D'abord, j'ai compris que le Conseil Constitutionnel a suivi notre argumentaire et a considéré que cette disposition, prise dans le cadre de l'état d'urgence, était contraire aux principes des droits et libertés. Il a estimé que la qualification d'entrave à l'action publique n'avait aucun rapport avec la notion de trouble à l'ordre public. C'est un bon point. Sur le principe, c'est donc une victoire.

Est-ce un vrai coup d'arrêt à ce qu'on a appelé "l'interdiction de manifester" ? 

En fait, nous sommes frustrés, pour ne pas dire plus, de la décision du Conseil Constitutionnel de différer l'abrogation de ces dispositions au 15 juillet 2017 (soit à la fin de l'état d'urgence, ndlr). Très concrètement, cela revient à valider des centaines de décisions illégales et arbitraires qui ont été prises dans l'intervalle. Par ailleurs, cela laisse même le temps au gouvernement de se reprendre et de modifier cette disposition.

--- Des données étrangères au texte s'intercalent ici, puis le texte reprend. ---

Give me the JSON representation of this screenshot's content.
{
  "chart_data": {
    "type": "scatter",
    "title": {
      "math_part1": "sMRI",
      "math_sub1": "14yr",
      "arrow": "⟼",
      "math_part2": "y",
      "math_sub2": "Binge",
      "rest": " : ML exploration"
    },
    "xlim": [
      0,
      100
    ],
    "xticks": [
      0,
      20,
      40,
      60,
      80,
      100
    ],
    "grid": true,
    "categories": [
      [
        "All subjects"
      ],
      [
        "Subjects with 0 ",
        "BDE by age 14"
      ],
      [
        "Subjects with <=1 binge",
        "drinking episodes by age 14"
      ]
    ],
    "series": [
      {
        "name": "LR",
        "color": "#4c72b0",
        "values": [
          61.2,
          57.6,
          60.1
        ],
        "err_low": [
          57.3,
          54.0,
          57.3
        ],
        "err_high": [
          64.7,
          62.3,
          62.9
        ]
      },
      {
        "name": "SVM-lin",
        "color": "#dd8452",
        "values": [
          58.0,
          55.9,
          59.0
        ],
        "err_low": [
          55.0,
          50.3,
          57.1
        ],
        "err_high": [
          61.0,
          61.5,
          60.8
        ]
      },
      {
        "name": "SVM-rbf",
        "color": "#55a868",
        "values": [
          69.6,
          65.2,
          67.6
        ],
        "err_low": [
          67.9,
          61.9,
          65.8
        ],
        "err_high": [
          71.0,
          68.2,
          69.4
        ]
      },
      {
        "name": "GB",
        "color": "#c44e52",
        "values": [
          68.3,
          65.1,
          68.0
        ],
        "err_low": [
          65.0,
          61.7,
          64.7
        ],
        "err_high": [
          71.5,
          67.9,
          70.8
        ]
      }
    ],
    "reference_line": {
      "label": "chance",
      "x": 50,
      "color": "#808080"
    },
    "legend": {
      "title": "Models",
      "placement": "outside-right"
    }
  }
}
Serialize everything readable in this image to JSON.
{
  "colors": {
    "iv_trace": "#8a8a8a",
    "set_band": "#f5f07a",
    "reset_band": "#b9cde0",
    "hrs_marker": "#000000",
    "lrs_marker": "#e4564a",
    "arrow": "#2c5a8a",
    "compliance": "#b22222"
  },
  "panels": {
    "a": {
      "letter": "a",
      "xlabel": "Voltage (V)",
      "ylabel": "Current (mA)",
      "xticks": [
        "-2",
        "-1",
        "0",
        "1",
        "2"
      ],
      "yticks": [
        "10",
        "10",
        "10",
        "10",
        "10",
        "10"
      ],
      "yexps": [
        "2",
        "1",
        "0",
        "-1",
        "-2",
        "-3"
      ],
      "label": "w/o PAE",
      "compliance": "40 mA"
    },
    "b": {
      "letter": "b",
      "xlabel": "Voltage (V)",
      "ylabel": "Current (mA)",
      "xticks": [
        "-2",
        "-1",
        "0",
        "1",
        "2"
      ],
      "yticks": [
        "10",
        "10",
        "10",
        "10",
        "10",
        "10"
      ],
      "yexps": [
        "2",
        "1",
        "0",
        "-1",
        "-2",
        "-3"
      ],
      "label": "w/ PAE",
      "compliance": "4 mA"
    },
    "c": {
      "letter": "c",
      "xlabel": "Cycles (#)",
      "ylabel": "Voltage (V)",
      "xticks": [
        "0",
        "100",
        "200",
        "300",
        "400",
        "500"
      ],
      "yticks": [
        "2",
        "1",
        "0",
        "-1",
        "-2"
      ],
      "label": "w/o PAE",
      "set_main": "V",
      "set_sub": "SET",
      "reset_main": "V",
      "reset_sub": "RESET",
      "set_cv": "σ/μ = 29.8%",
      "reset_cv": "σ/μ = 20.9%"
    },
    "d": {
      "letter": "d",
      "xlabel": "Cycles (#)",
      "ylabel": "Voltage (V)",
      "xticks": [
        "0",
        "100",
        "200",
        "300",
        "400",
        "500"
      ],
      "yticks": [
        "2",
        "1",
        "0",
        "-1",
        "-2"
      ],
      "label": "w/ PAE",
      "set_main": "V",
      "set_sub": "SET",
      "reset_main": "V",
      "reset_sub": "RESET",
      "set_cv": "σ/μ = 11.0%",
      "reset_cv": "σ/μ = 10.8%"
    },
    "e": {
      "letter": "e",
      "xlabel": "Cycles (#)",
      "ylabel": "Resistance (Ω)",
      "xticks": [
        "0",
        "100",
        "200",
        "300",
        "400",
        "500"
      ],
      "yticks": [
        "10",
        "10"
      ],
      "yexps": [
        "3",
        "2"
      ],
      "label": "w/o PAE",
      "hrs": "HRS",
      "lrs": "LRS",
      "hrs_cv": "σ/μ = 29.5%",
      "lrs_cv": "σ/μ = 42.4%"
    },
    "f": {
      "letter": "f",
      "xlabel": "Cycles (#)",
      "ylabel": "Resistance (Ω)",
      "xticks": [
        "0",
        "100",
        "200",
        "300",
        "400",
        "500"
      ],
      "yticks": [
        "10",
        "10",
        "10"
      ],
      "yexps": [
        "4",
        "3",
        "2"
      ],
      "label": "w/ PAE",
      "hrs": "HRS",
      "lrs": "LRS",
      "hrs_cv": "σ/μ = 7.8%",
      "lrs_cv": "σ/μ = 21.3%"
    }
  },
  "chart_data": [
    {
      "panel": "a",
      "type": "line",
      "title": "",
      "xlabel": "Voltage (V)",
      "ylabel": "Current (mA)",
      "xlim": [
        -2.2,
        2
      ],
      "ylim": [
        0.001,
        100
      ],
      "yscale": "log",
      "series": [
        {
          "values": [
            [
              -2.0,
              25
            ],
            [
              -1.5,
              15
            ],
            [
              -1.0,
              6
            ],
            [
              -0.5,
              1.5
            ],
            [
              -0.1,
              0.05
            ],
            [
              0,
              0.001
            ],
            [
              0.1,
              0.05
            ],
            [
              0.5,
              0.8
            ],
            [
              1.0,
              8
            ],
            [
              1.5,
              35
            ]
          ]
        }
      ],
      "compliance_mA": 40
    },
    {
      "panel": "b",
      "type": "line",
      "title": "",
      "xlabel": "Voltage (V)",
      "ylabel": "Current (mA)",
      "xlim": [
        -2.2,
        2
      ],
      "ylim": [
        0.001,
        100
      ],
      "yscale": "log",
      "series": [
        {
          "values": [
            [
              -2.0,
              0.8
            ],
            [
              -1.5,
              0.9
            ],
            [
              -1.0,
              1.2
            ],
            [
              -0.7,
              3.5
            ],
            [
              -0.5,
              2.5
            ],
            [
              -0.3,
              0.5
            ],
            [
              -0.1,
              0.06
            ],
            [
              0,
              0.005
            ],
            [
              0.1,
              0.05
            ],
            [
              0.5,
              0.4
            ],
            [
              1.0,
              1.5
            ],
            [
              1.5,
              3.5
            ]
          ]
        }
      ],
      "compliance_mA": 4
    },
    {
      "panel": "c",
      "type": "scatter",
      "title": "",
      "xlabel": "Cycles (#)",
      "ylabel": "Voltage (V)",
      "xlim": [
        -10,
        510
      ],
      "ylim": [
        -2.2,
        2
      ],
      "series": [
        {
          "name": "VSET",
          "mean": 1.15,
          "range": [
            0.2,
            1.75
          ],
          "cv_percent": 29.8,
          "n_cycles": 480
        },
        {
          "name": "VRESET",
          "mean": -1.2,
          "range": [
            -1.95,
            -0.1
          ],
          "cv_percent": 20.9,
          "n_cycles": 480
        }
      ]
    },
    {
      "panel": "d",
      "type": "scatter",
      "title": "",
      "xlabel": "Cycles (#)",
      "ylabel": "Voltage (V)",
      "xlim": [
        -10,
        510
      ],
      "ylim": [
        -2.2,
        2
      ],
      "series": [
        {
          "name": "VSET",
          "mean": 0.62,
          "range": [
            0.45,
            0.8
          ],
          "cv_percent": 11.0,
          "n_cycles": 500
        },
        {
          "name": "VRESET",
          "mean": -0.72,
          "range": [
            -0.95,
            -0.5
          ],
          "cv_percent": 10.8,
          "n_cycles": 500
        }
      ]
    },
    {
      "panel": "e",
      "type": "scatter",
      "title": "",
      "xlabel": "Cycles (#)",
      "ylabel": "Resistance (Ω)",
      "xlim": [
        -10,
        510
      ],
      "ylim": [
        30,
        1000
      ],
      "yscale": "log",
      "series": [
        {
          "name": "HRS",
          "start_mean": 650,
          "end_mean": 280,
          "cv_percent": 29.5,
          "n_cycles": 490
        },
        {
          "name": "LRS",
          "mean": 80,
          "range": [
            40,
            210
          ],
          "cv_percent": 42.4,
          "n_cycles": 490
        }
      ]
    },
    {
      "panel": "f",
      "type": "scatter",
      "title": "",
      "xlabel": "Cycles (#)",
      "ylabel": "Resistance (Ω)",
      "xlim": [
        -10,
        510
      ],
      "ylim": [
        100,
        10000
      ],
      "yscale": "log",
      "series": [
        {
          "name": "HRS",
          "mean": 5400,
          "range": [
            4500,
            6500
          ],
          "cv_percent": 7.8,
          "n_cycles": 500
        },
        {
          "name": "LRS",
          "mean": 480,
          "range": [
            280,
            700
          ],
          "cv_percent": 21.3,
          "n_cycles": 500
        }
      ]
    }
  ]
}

C'est décevant, parce que le Conseil Constitutionnel a fait un pas en avant en censurant totalement une disposition pour la première fois depuis la mise en place de l'état d'urgence version 2015, mais on voit bien qu'il n'a pas le courage d'aller jusqu'au bout. Juridiquement, on constate que la disposition est contraire aux libertés individuelles, mais politiquement... on n'en tire pas les conséquences.

Quelles suites seront données aux dossiers similaires ? 

Nous avions plusieurs recours de la sorte en attente devant la justice. Ces personnes aussi ont été "interdites de séjour" pendant une manifestation. Dans l'attente de la décision du Conseil Constitutionnel, les différentes juridictions avaient prononcé un sursis à statuer. Mais à cause du caractère différé de cette décision, les tribunaux vont à présent pouvoir laisser libre cours à leur interprétation de la notion "d'entrave à l'ordre public"... alors même que les Sages ont été très clairs là-dessus.